Dia adalah Rafan Nashif, seorang pelukis jalanan dan sekaligus seorang CEO di perusahaan.
Namun tidak banyak yang tahu jika dirinya seorang CEO, bahkan pacarnya sendiri pun tidak tahu.
Sehingga ia di hina dan di selingkuhi karena di kira hanya seorang seniman jalanan yang tidak punya masa depan.
Bagaimana kisah selanjutnya? Jika penasaran, mampir yuk!
Cerita ini hanyalah fiksi belaka, jika nama tempat, nama orang ada yang sama itu hanya kebetulan semata dan tidak bermaksud untuk menyinggung siapapun.
Karya ini diterbitkan atas izin NovelToon Pa'tam, isi konten hanyalah pandangan pribadi pembuatnya, tidak mewakili NovelToon sendiri
Episode 5
Rafan sudah berada di perusahaan saat ini. Beberapa karyawan menunduk hormat saat ia melewati mereka.
Rafan hanya mengangguk sedikit lalu terus berjalan menuju lift. Tiba di ruangan Rafan langsung duduk di kursi kebesarannya.
Pintu ruangan nya di ketuk, Rafan pun meminta orang itu masuk. Ridho, asisten Rafan yang bekerja sebelum dirinya menggantikan papanya.
"Tuan!"
"Hmmm, ada apa?"
"Siang ini pertemuan dengan Jeremy dari perusahaan Agung Jaya untuk penandatanganan kerjasama lanjutan," kata Ridho.
"Jeremy?"
"Benar Tuan, dia baru tiga bulan menggantikan pak Agung."
"Baiklah, biar aku sendiri saja yang ke sana.
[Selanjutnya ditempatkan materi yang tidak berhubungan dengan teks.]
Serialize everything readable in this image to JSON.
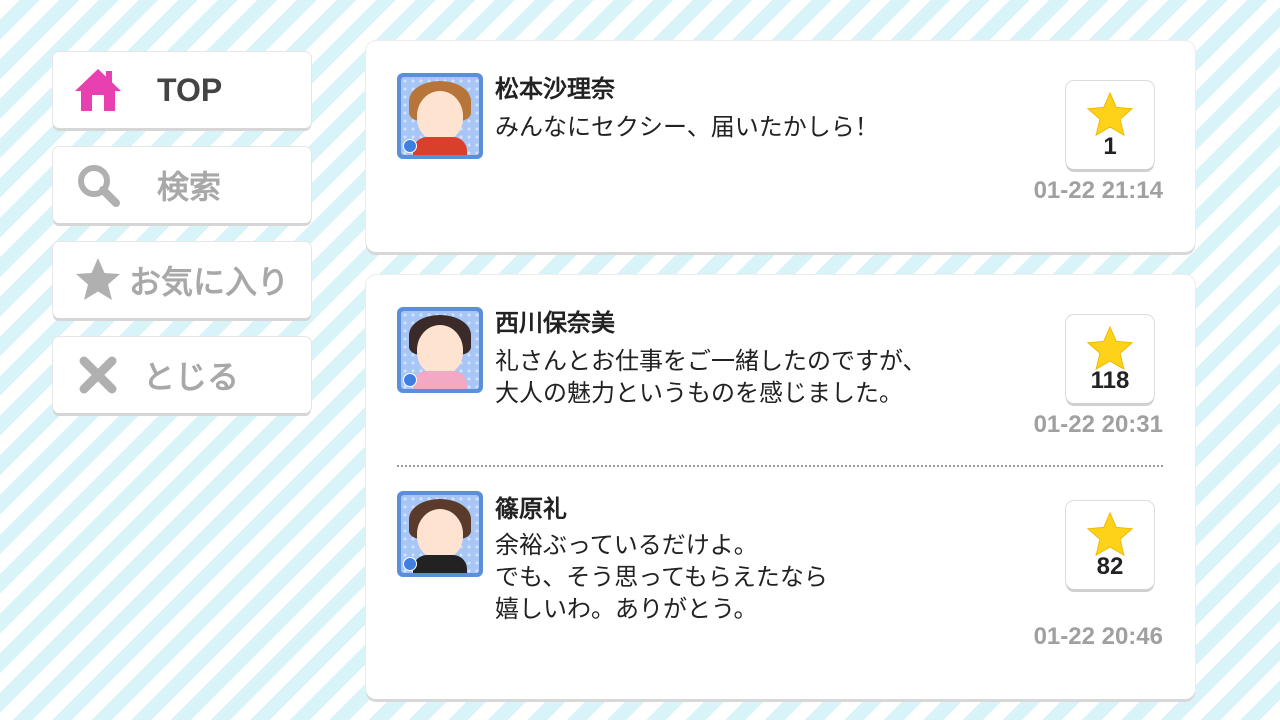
{
  "sidebar": {
    "items": [
      {
        "label": "TOP",
        "icon": "home-icon",
        "color": "#e840b0"
      },
      {
        "label": "検索",
        "icon": "search-icon",
        "color": "#b0b0b0"
      },
      {
        "label": "お気に入り",
        "icon": "star-icon",
        "color": "#b0b0b0"
      },
      {
        "label": "とじる",
        "icon": "close-icon",
        "color": "#b0b0b0"
      }
    ]
  },
  "posts": [
    {
      "name": "松本沙理奈",
      "message": "みんなにセクシー、届いたかしら！",
      "likes": "1",
      "time": "01-22 21:14"
    },
    {
      "name": "西川保奈美",
      "message": "礼さんとお仕事をご一緒したのですが、\n大人の魅力というものを感じました。",
      "likes": "118",
      "time": "01-22 20:31"
    },
    {
      "name": "篠原礼",
      "message": "余裕ぶっているだけよ。\nでも、そう思ってもらえたなら\n嬉しいわ。ありがとう。",
      "likes": "82",
      "time": "01-22 20:46"
    }
  ],
  "colors": {
    "star": "#ffd21a",
    "accent": "#e840b0",
    "avatar_frame": "#5b8fdc"
  }
}
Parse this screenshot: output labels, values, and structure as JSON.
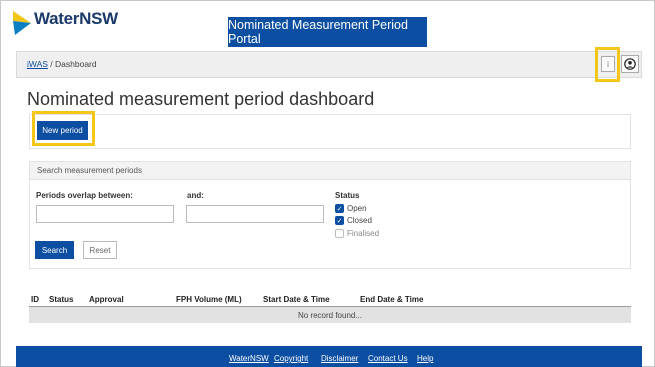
{
  "brand": {
    "logo_text": "WaterNSW",
    "banner": "Nominated Measurement Period Portal"
  },
  "breadcrumb": {
    "root": "iWAS",
    "separator": " / ",
    "current": "Dashboard"
  },
  "toolbar": {
    "info_label": "i"
  },
  "page": {
    "title": "Nominated measurement period dashboard",
    "new_button": "New period"
  },
  "search": {
    "heading": "Search measurement periods",
    "overlap_label": "Periods overlap between:",
    "and_label": "and:",
    "from_value": "",
    "to_value": "",
    "status_label": "Status",
    "status_options": [
      {
        "label": "Open",
        "checked": true
      },
      {
        "label": "Closed",
        "checked": true
      },
      {
        "label": "Finalised",
        "checked": false
      }
    ],
    "search_button": "Search",
    "reset_button": "Reset"
  },
  "table": {
    "columns": [
      "ID",
      "Status",
      "Approval",
      "FPH Volume (ML)",
      "Start Date & Time",
      "End Date & Time"
    ],
    "empty_text": "No record found..."
  },
  "footer": {
    "links": [
      "WaterNSW",
      "Copyright",
      "Disclaimer",
      "Contact Us",
      "Help"
    ]
  },
  "colors": {
    "primary": "#0b4ea2",
    "highlight": "#f5c518"
  }
}
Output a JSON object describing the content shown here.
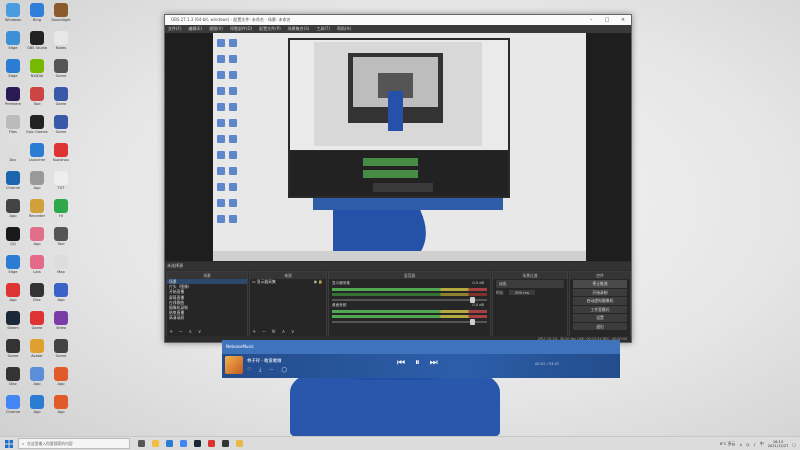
{
  "desktop": {
    "icons": [
      {
        "label": "Windows",
        "color": "#4a9be0"
      },
      {
        "label": "Bing",
        "color": "#2f7fd8"
      },
      {
        "label": "Soundlight",
        "color": "#8b5a2b"
      },
      {
        "label": "Edge",
        "color": "#3d8fd6"
      },
      {
        "label": "OBS Studio",
        "color": "#222"
      },
      {
        "label": "Notes",
        "color": "#e7e7e7"
      },
      {
        "label": "Edge",
        "color": "#2b7cd3"
      },
      {
        "label": "NVIDIA",
        "color": "#76b900"
      },
      {
        "label": "Game",
        "color": "#555"
      },
      {
        "label": "Premiere",
        "color": "#2a1a55"
      },
      {
        "label": "Tool",
        "color": "#c44"
      },
      {
        "label": "Game",
        "color": "#3a58a8"
      },
      {
        "label": "Files",
        "color": "#bbb"
      },
      {
        "label": "Epic Games",
        "color": "#222"
      },
      {
        "label": "Game",
        "color": "#3a58a8"
      },
      {
        "label": "Doc",
        "color": "#ddd"
      },
      {
        "label": "Launcher",
        "color": "#2b7cd3"
      },
      {
        "label": "Kuaishou",
        "color": "#d33"
      },
      {
        "label": "Chrome",
        "color": "#1c66b0"
      },
      {
        "label": "App",
        "color": "#999"
      },
      {
        "label": "TXT",
        "color": "#eee"
      },
      {
        "label": "App",
        "color": "#444"
      },
      {
        "label": "Recorder",
        "color": "#d2a03a"
      },
      {
        "label": "Hi",
        "color": "#2fa84a"
      },
      {
        "label": "QQ",
        "color": "#1a1a1a"
      },
      {
        "label": "App",
        "color": "#e0708a"
      },
      {
        "label": "Tool",
        "color": "#555"
      },
      {
        "label": "Edge",
        "color": "#2b7cd3"
      },
      {
        "label": "Lala",
        "color": "#e56a8a"
      },
      {
        "label": "Map",
        "color": "#ddd"
      },
      {
        "label": "App",
        "color": "#d33"
      },
      {
        "label": "Disc",
        "color": "#333"
      },
      {
        "label": "App",
        "color": "#3b62c6"
      },
      {
        "label": "Steam",
        "color": "#1b2838"
      },
      {
        "label": "Game",
        "color": "#d33"
      },
      {
        "label": "Video",
        "color": "#7a3da8"
      },
      {
        "label": "Game",
        "color": "#333"
      },
      {
        "label": "Avatar",
        "color": "#e0a030"
      },
      {
        "label": "Game",
        "color": "#444"
      },
      {
        "label": "Disc",
        "color": "#333"
      },
      {
        "label": "App",
        "color": "#5a8fd8"
      },
      {
        "label": "App",
        "color": "#e05a2a"
      },
      {
        "label": "Chrome",
        "color": "#4285f4"
      },
      {
        "label": "App",
        "color": "#2b7cd3"
      },
      {
        "label": "App",
        "color": "#e05a2a"
      }
    ]
  },
  "obs": {
    "window_title": "OBS 27.1.3 (64-bit, windows) - 配置文件: 未命名 - 场景: 未命名",
    "menu": [
      "文件(F)",
      "编辑(E)",
      "视图(V)",
      "停靠部件(D)",
      "配置文件(P)",
      "场景集合(S)",
      "工具(T)",
      "帮助(H)"
    ],
    "dock_header_label": "未选择源",
    "docks": {
      "scenes": {
        "title": "场景",
        "items": [
          "场景",
          "片头（图像）",
          "开始直播",
          "屏幕直播",
          "在线歌曲",
          "摄像机录制",
          "结束直播",
          "高清录屏"
        ]
      },
      "sources": {
        "title": "来源",
        "items": [
          "显示器采集"
        ]
      },
      "mixer": {
        "title": "混音器",
        "channels": [
          {
            "name": "显示器采集",
            "db": "0.0 dB"
          },
          {
            "name": "桌面音频",
            "db": "0.0 dB"
          }
        ]
      },
      "transitions": {
        "title": "场景过渡",
        "type": "淡出",
        "duration_label": "时长",
        "duration": "300 ms"
      },
      "controls": {
        "title": "控件",
        "buttons": [
          "停止推流",
          "开始录制",
          "启动虚拟摄像机",
          "工作室模式",
          "设置",
          "退出"
        ]
      }
    },
    "status": "CPU: 15.1%, 30.00 fps   LIVE: 00:12:34   REC: 00:00:00"
  },
  "player": {
    "app_name": "NeteaseMusic",
    "song": "林子祥 - 敢爱敢做",
    "time": "00:52 / 03:47",
    "controls": [
      "⏮",
      "⏸",
      "⏭"
    ]
  },
  "taskbar": {
    "search_placeholder": "在这里输入你要搜索的内容",
    "apps": [
      {
        "name": "task-view",
        "color": "#555"
      },
      {
        "name": "file-explorer",
        "color": "#f0c040"
      },
      {
        "name": "edge",
        "color": "#2b7cd3"
      },
      {
        "name": "chrome",
        "color": "#4285f4"
      },
      {
        "name": "steam",
        "color": "#1b2838"
      },
      {
        "name": "netease",
        "color": "#d33"
      },
      {
        "name": "obs",
        "color": "#333"
      },
      {
        "name": "folder",
        "color": "#e8b84a"
      }
    ],
    "weather": "8°C 多云",
    "lang": "中",
    "time": "16:13",
    "date": "2021/12/27"
  }
}
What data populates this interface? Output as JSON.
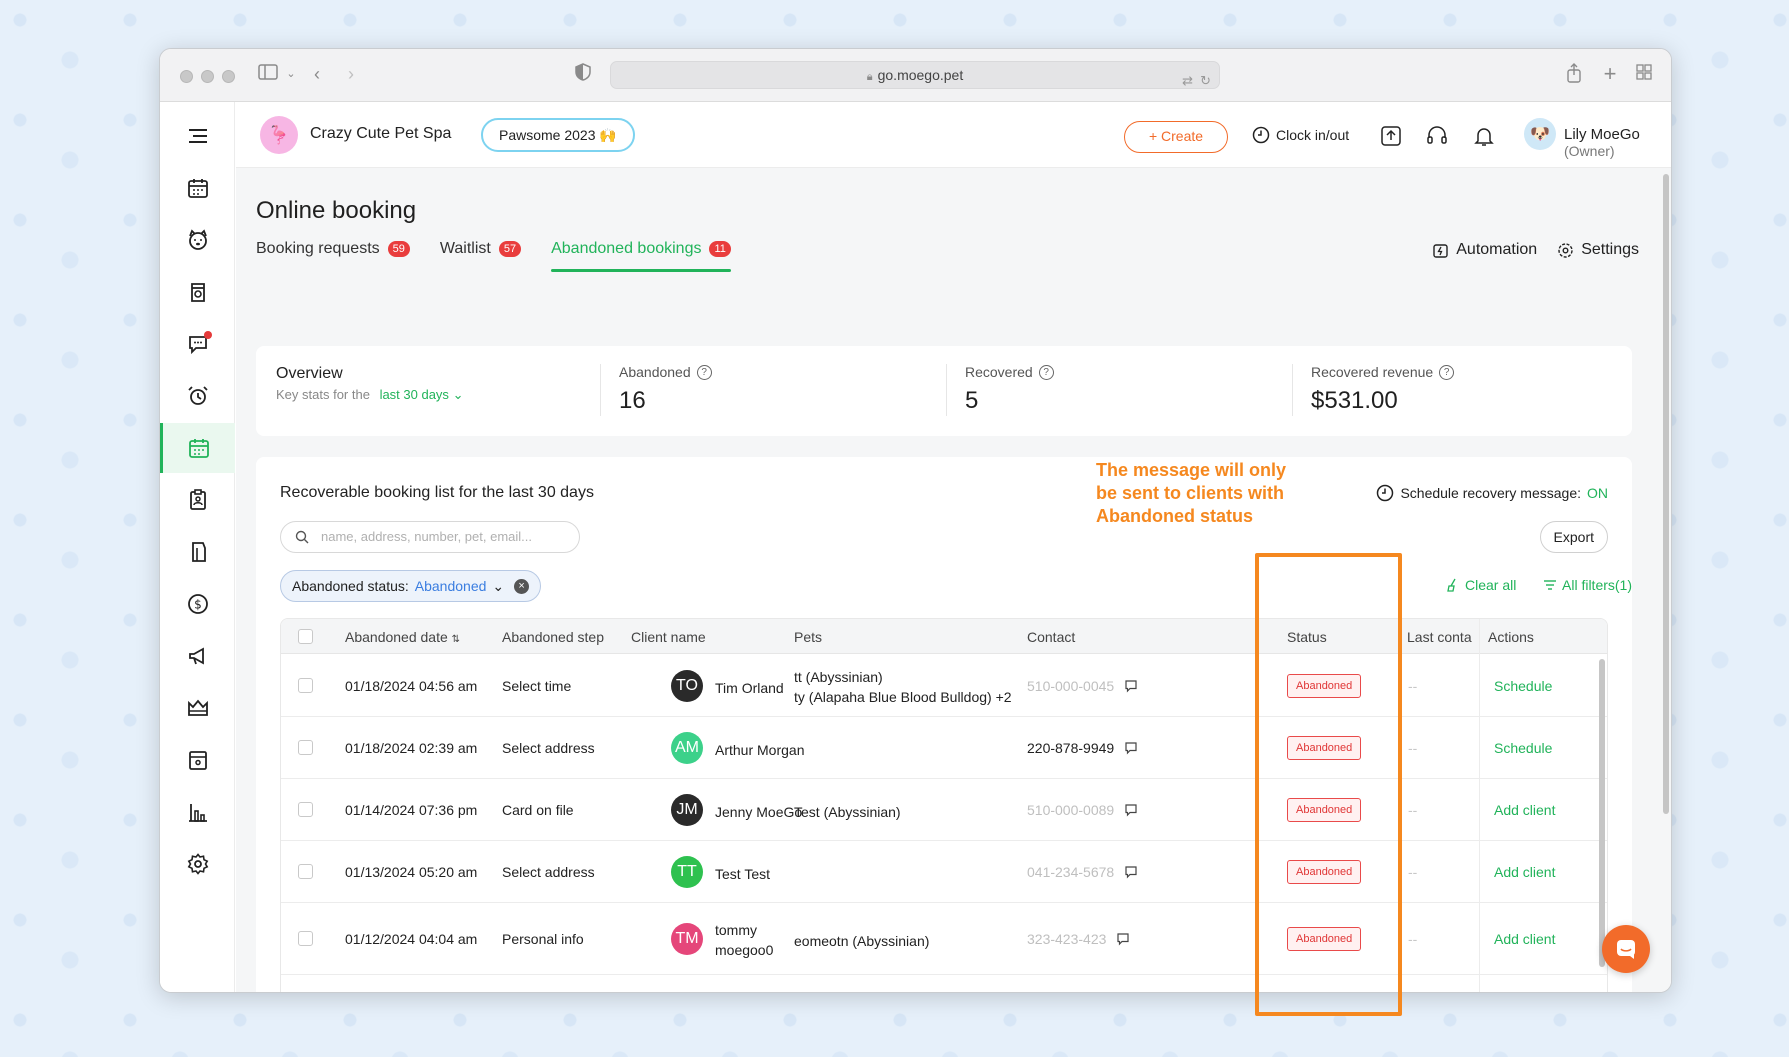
{
  "browser": {
    "url": "go.moego.pet"
  },
  "topbar": {
    "business_name": "Crazy Cute Pet Spa",
    "promo_label": "Pawsome 2023 🙌",
    "create_label": "+ Create",
    "clock_label": "Clock in/out",
    "user_name": "Lily MoeGo",
    "user_role": "(Owner)"
  },
  "page": {
    "title": "Online booking",
    "tabs": [
      {
        "label": "Booking requests",
        "count": "59"
      },
      {
        "label": "Waitlist",
        "count": "57"
      },
      {
        "label": "Abandoned bookings",
        "count": "11"
      }
    ],
    "automation_label": "Automation",
    "settings_label": "Settings"
  },
  "overview": {
    "title": "Overview",
    "subtitle_prefix": "Key stats for the",
    "period": "last 30 days",
    "stats": [
      {
        "label": "Abandoned",
        "value": "16"
      },
      {
        "label": "Recovered",
        "value": "5"
      },
      {
        "label": "Recovered revenue",
        "value": "$531.00"
      }
    ]
  },
  "list": {
    "title": "Recoverable booking list for the last 30 days",
    "schedule_label": "Schedule recovery message:",
    "schedule_state": "ON",
    "search_placeholder": "name, address, number, pet, email...",
    "export_label": "Export",
    "filter_label": "Abandoned status:",
    "filter_value": "Abandoned",
    "clear_all": "Clear all",
    "all_filters": "All filters(1)",
    "columns": [
      "Abandoned date",
      "Abandoned step",
      "Client name",
      "Pets",
      "Contact",
      "Status",
      "Last conta",
      "Actions"
    ],
    "rows": [
      {
        "date": "01/18/2024 04:56 am",
        "step": "Select time",
        "initials": "TO",
        "avatar_color": "#2a2a2a",
        "name_line1": "Tim Orland",
        "name_line2": "",
        "pets_line1": "tt (Abyssinian)",
        "pets_line2": "ty (Alapaha Blue Blood Bulldog) +2",
        "contact": "510-000-0045",
        "contact_gray": true,
        "status": "Abandoned",
        "last_contact": "--",
        "action": "Schedule"
      },
      {
        "date": "01/18/2024 02:39 am",
        "step": "Select address",
        "initials": "AM",
        "avatar_color": "#3cd18a",
        "name_line1": "Arthur Morgan",
        "name_line2": "",
        "pets_line1": "",
        "pets_line2": "",
        "contact": "220-878-9949",
        "contact_gray": false,
        "status": "Abandoned",
        "last_contact": "--",
        "action": "Schedule"
      },
      {
        "date": "01/14/2024 07:36 pm",
        "step": "Card on file",
        "initials": "JM",
        "avatar_color": "#2a2a2a",
        "name_line1": "Jenny MoeGo",
        "name_line2": "",
        "pets_line1": "Test (Abyssinian)",
        "pets_line2": "",
        "contact": "510-000-0089",
        "contact_gray": true,
        "status": "Abandoned",
        "last_contact": "--",
        "action": "Add client"
      },
      {
        "date": "01/13/2024 05:20 am",
        "step": "Select address",
        "initials": "TT",
        "avatar_color": "#2ec14f",
        "name_line1": "Test Test",
        "name_line2": "",
        "pets_line1": "",
        "pets_line2": "",
        "contact": "041-234-5678",
        "contact_gray": true,
        "status": "Abandoned",
        "last_contact": "--",
        "action": "Add client"
      },
      {
        "date": "01/12/2024 04:04 am",
        "step": "Personal info",
        "initials": "TM",
        "avatar_color": "#e5467a",
        "name_line1": "tommy",
        "name_line2": "moegoo0",
        "pets_line1": "eomeotn (Abyssinian)",
        "pets_line2": "",
        "contact": "323-423-423",
        "contact_gray": true,
        "status": "Abandoned",
        "last_contact": "--",
        "action": "Add client"
      }
    ]
  },
  "annotation": {
    "text_line1": "The message will only",
    "text_line2": "be sent to clients with",
    "text_line3": "Abandoned status",
    "color": "#f5881f"
  },
  "nav_icons": [
    "menu-icon",
    "calendar-icon",
    "pet-icon",
    "grooming-icon",
    "chat-icon",
    "alarm-icon",
    "online-booking-icon",
    "clipboard-icon",
    "retail-icon",
    "finance-icon",
    "marketing-icon",
    "membership-icon",
    "agreement-icon",
    "reports-icon",
    "settings-icon"
  ]
}
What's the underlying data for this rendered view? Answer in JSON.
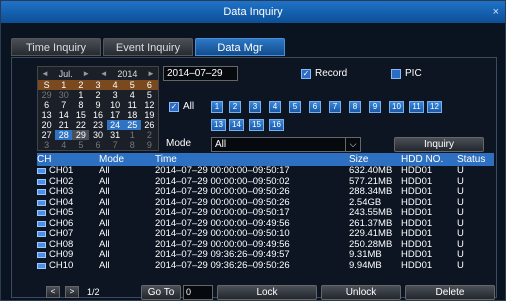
{
  "window": {
    "title": "Data Inquiry",
    "close_glyph": "×"
  },
  "tabs": [
    {
      "label": "Time Inquiry",
      "active": false
    },
    {
      "label": "Event Inquiry",
      "active": false
    },
    {
      "label": "Data Mgr",
      "active": true
    }
  ],
  "calendar": {
    "month": "Jul.",
    "year": "2014",
    "weekdays": [
      "S",
      "1",
      "2",
      "3",
      "4",
      "5",
      "6"
    ],
    "weeks": [
      [
        "29",
        "30",
        "1",
        "2",
        "3",
        "4",
        "5"
      ],
      [
        "6",
        "7",
        "8",
        "9",
        "10",
        "11",
        "12"
      ],
      [
        "13",
        "14",
        "15",
        "16",
        "17",
        "18",
        "19"
      ],
      [
        "20",
        "21",
        "22",
        "23",
        "24",
        "25",
        "26"
      ],
      [
        "27",
        "28",
        "29",
        "30",
        "31",
        "1",
        "2"
      ],
      [
        "3",
        "4",
        "5",
        "6",
        "7",
        "8",
        "9"
      ]
    ]
  },
  "date_value": "2014–07–29",
  "record": {
    "label": "Record",
    "checked": true
  },
  "pic": {
    "label": "PIC",
    "checked": false
  },
  "all_channels": {
    "label": "All",
    "checked": true
  },
  "channels": [
    "1",
    "2",
    "3",
    "4",
    "5",
    "6",
    "7",
    "8",
    "9",
    "10",
    "11",
    "12",
    "13",
    "14",
    "15",
    "16"
  ],
  "mode": {
    "label": "Mode",
    "value": "All"
  },
  "inquiry_label": "Inquiry",
  "table": {
    "headers": {
      "ch": "CH",
      "mode": "Mode",
      "time": "Time",
      "size": "Size",
      "hdd": "HDD NO.",
      "status": "Status"
    },
    "rows": [
      {
        "ch": "CH01",
        "mode": "All",
        "time": "2014–07–29 00:00:00–09:50:17",
        "size": "632.40MB",
        "hdd": "HDD01",
        "status": "U"
      },
      {
        "ch": "CH02",
        "mode": "All",
        "time": "2014–07–29 00:00:00–09:50:02",
        "size": "577.21MB",
        "hdd": "HDD01",
        "status": "U"
      },
      {
        "ch": "CH03",
        "mode": "All",
        "time": "2014–07–29 00:00:00–09:50:26",
        "size": "288.34MB",
        "hdd": "HDD01",
        "status": "U"
      },
      {
        "ch": "CH04",
        "mode": "All",
        "time": "2014–07–29 00:00:00–09:50:26",
        "size": "2.54GB",
        "hdd": "HDD01",
        "status": "U"
      },
      {
        "ch": "CH05",
        "mode": "All",
        "time": "2014–07–29 00:00:00–09:50:17",
        "size": "243.55MB",
        "hdd": "HDD01",
        "status": "U"
      },
      {
        "ch": "CH06",
        "mode": "All",
        "time": "2014–07–29 00:00:00–09:49:56",
        "size": "261.37MB",
        "hdd": "HDD01",
        "status": "U"
      },
      {
        "ch": "CH07",
        "mode": "All",
        "time": "2014–07–29 00:00:00–09:50:10",
        "size": "229.41MB",
        "hdd": "HDD01",
        "status": "U"
      },
      {
        "ch": "CH08",
        "mode": "All",
        "time": "2014–07–29 00:00:00–09:49:56",
        "size": "250.28MB",
        "hdd": "HDD01",
        "status": "U"
      },
      {
        "ch": "CH09",
        "mode": "All",
        "time": "2014–07–29 09:36:26–09:49:57",
        "size": "9.31MB",
        "hdd": "HDD01",
        "status": "U"
      },
      {
        "ch": "CH10",
        "mode": "All",
        "time": "2014–07–29 09:36:26–09:50:26",
        "size": "9.94MB",
        "hdd": "HDD01",
        "status": "U"
      }
    ]
  },
  "footer": {
    "prev_glyph": "<",
    "next_glyph": ">",
    "page": "1/2",
    "goto_label": "Go To",
    "goto_value": "0",
    "lock_label": "Lock",
    "unlock_label": "Unlock",
    "delete_label": "Delete"
  }
}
Kamu lanjutkan pekerjaanmu."
Ridho mengangguk, kemudian berbalik hendak keluar dari ruangan Rafan. Namun sebelum benar-benar keluar, Rafan meminta Ridho untuk mengingat kan kalau sudah tiba waktu nya pertemuan.
Rafan tersenyum tipis, ia ingat kemarin kalau Jeremy menghina nya. Kali ini ia ingin lihat bagaimana Jeremy memperlakukan nya.
Sebenarnya Rafan tidak bermaksud untuk menyembunyikan identitasnya, namun jika tidak demikian, ia tidak akan tahu sifat sebenarnya Renata.
Rafan mulai bekerja memeriksa berkas yang ada di atas meja. Lembar demi lembar ia kerjakan, hingga tidak terasa waktu pun berlalu begitu cepat.
Ridho kembali masuk setelah mengetuk pintu. Ia menyerahkan map berisi dokumen yang nantinya akan ditandatangani oleh kedua belah pihak.
"Tuan!"
"Aku mengerti." Rafan pun bangkit dari duduknya dan mengambil map dari tangan Ridho.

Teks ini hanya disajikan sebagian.